S3 Security

User-Based Policies/Identity-based policies

  • They are attached to an IAM user, group, or role.

  • These policies let you specify what that identity can do (its permissions).

  • Identity-based policies can be managed or inline.

Resource-Based Policies

  • They are attached to a resource.

  • For example, you can attach resource-based policies to Amazon S3 buckets, Amazon SQS queues, and AWS Key Management Service encryption keys.

  • With resource-based policies, you can specify who has access to the resource and what actions they can perform on it.

  • Resource-based policies are inline only, not managed.

Bucket Policies

  • Bucket policies are used to grant permission to your Amazon S3 resources.

  • They use JSON-based access policy language.

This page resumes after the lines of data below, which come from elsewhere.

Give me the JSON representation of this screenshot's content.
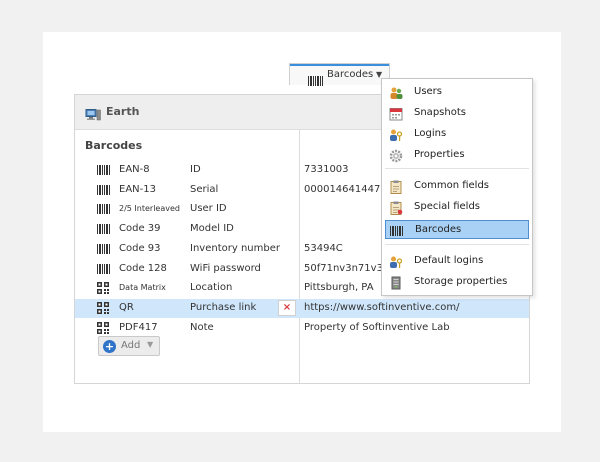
{
  "panel": {
    "title": "Earth",
    "section_title": "Barcodes",
    "rows": [
      {
        "type": "EAN-8",
        "field": "ID",
        "value": "7331003",
        "icon": "barcode-icon"
      },
      {
        "type": "EAN-13",
        "field": "Serial",
        "value": "000014641447",
        "icon": "barcode-icon"
      },
      {
        "type": "2/5 Interleaved",
        "field": "User ID",
        "value": "",
        "icon": "barcode-icon"
      },
      {
        "type": "Code 39",
        "field": "Model ID",
        "value": "",
        "icon": "barcode-icon"
      },
      {
        "type": "Code 93",
        "field": "Inventory number",
        "value": "53494C",
        "icon": "barcode-icon"
      },
      {
        "type": "Code 128",
        "field": "WiFi password",
        "value": "50f71nv3n71v3",
        "icon": "barcode-icon"
      },
      {
        "type": "Data Matrix",
        "field": "Location",
        "value": "Pittsburgh, PA",
        "icon": "matrix-code-icon"
      },
      {
        "type": "QR",
        "field": "Purchase link",
        "value": "https://www.softinventive.com/",
        "icon": "qr-code-icon"
      },
      {
        "type": "PDF417",
        "field": "Note",
        "value": "Property of Softinventive Lab",
        "icon": "matrix-code-icon"
      }
    ],
    "delete_symbol": "×",
    "add_label": "Add"
  },
  "tab": {
    "label": "Barcodes"
  },
  "menu": {
    "items": [
      {
        "label": "Users",
        "icon": "users-icon"
      },
      {
        "label": "Snapshots",
        "icon": "calendar-icon"
      },
      {
        "label": "Logins",
        "icon": "key-user-icon"
      },
      {
        "label": "Properties",
        "icon": "gear-icon"
      },
      {
        "label": "Common fields",
        "icon": "clipboard-icon"
      },
      {
        "label": "Special fields",
        "icon": "clipboard-icon"
      },
      {
        "label": "Barcodes",
        "icon": "barcode-icon"
      },
      {
        "label": "Default logins",
        "icon": "key-user-icon"
      },
      {
        "label": "Storage properties",
        "icon": "storage-icon"
      }
    ]
  },
  "colors": {
    "accent": "#3b8edb",
    "selection": "#cfe6fb",
    "menu_highlight": "#a9d1f5",
    "delete": "#d9363e"
  }
}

  • In its most basic sense, a policy contains the following elements:

    • Resources

      • In a policy, you use the Amazon Resource Name (ARN) to identify the resource, such as buckets, objects, access points, and jobs.

    • Actions

      • You identify resource operations that you will allow (or deny) by using action keywords.

    • Effect

      • This can be either allow or deny.

    • Principal

      • This is the user, account, service, or other entity that is the recipient of this permission.

Block Public Access

  • The S3 Block Public Access feature provides settings for access points, buckets, and accounts to help you manage public access to Amazon S3 resources.

  • By default, new buckets, access points, and objects don't allow public access.

    • However, users can modify bucket policies, access point policies, or object permissions to allow public access.